L’Athénée roumain est un symbole culturel majeur, véritable hommage à l’identité nationale et à la modernisation de la Roumanie à la fin du XIXe siècle.

Porté par une ferme détermination, Constantin Esarcu a consacré toutes ses forces à la recherche d’une solution durable pour édifier un siège digne de l’Athénée. En 1885, afin de réunir les fonds nécessaires, une loterie publique fut mise en place. Le 30 novembre, à l’occasion d’un bal organisé au Théâtre National, le billet gagnant fut tiré au sort parmi les 12300 billets émis, chacun au prix symbolique d’un leu. C’est dans ce contexte que fut lancée la célèbre devise : « Donnez un leu pour l’Athénée ! »

Véritable temple de la musique classique en Roumanie, l’Athénée, situé au centre de Bucarest, sur la prestigieuse Calea Victoriei, fut inauguré en 1888 et achevé en 1897.

Pièce  maîtresse d’architecture éclectique, mêlant harmonieusement le style néoclassique à des éléments baroques, il est l’œuvre de les architectesAlbert Galeron et Ion Băicoianu, plus tard Leonida Negoescu, ainsi que l’ingénieur Schwalbach, ont conçu la structure, tandis que la maison Beuchelt a réalisé l’ossature métallique. L’ornementation du fond de scène de la salle de concert a été confiée à l’architecte italien Lerdel. La grande fresque murale est l’œuvre du peintre Costin Petrescu, tandis que le sculpteur Carol Storck a façonné les escaliers en pierre de Rusciuc, de Câmpulung et de Carrare. Les travaux de ferblanterie ont été exécutés par Theodor Georgeski, et les majestueuses portes en bronze, dessinées par Galeron, ont été réalisées par Giorgio Vasilescu. Enfin, les élégants décors en stuc imitant le marbre ont été créés par Fr. Bohaker, puis par les frères Axerio.
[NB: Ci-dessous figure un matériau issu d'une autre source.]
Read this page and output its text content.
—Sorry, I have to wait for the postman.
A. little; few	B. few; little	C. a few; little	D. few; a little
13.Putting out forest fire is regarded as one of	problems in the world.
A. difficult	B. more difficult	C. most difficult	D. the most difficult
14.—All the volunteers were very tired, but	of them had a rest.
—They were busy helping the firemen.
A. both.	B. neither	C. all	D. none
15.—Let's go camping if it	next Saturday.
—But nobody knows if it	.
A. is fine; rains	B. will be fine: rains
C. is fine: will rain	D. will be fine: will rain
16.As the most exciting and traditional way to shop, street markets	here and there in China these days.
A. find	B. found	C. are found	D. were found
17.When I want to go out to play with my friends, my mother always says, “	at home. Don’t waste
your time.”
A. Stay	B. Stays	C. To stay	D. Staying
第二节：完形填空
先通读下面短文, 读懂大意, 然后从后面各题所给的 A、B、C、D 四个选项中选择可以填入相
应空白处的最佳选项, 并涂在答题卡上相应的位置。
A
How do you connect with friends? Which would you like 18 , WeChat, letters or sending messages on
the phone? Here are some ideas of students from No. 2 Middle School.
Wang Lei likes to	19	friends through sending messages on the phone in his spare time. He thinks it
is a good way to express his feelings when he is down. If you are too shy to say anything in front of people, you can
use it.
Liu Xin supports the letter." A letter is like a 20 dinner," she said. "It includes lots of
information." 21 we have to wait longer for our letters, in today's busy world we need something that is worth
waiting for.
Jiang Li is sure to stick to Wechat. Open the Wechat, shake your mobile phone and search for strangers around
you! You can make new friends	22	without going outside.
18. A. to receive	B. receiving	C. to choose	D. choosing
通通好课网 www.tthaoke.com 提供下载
L’Athénée se distingue par sa volumétrie parfaitement symétrique, reflétée également dans la répartition ordonnée des espaces intérieurs. Sa façade principale impressionne par un portique colossal composé de huit colonnes ioniques, et huit colonnes engagées avec chapiteaux doriques-toscans surmonté d’un fronton monumental encadrant l’entrée principale.

Bien que l'architecture du bâtiment évoque l'héritage classique européen provenant d'un passé lointain, la technique de construction, en revanche, était à la pointe de la modernité : maçonnerie avec armature métallique (système utilisé à l'époque pour les bâtiments à grandes ouvertures) et verrières avec structure métallique. Il convient de rappeler qu'ici, pour la première fois dans le vieux royaume, le système Monier a été utilisé, lequel a conduit au développement du béton armé.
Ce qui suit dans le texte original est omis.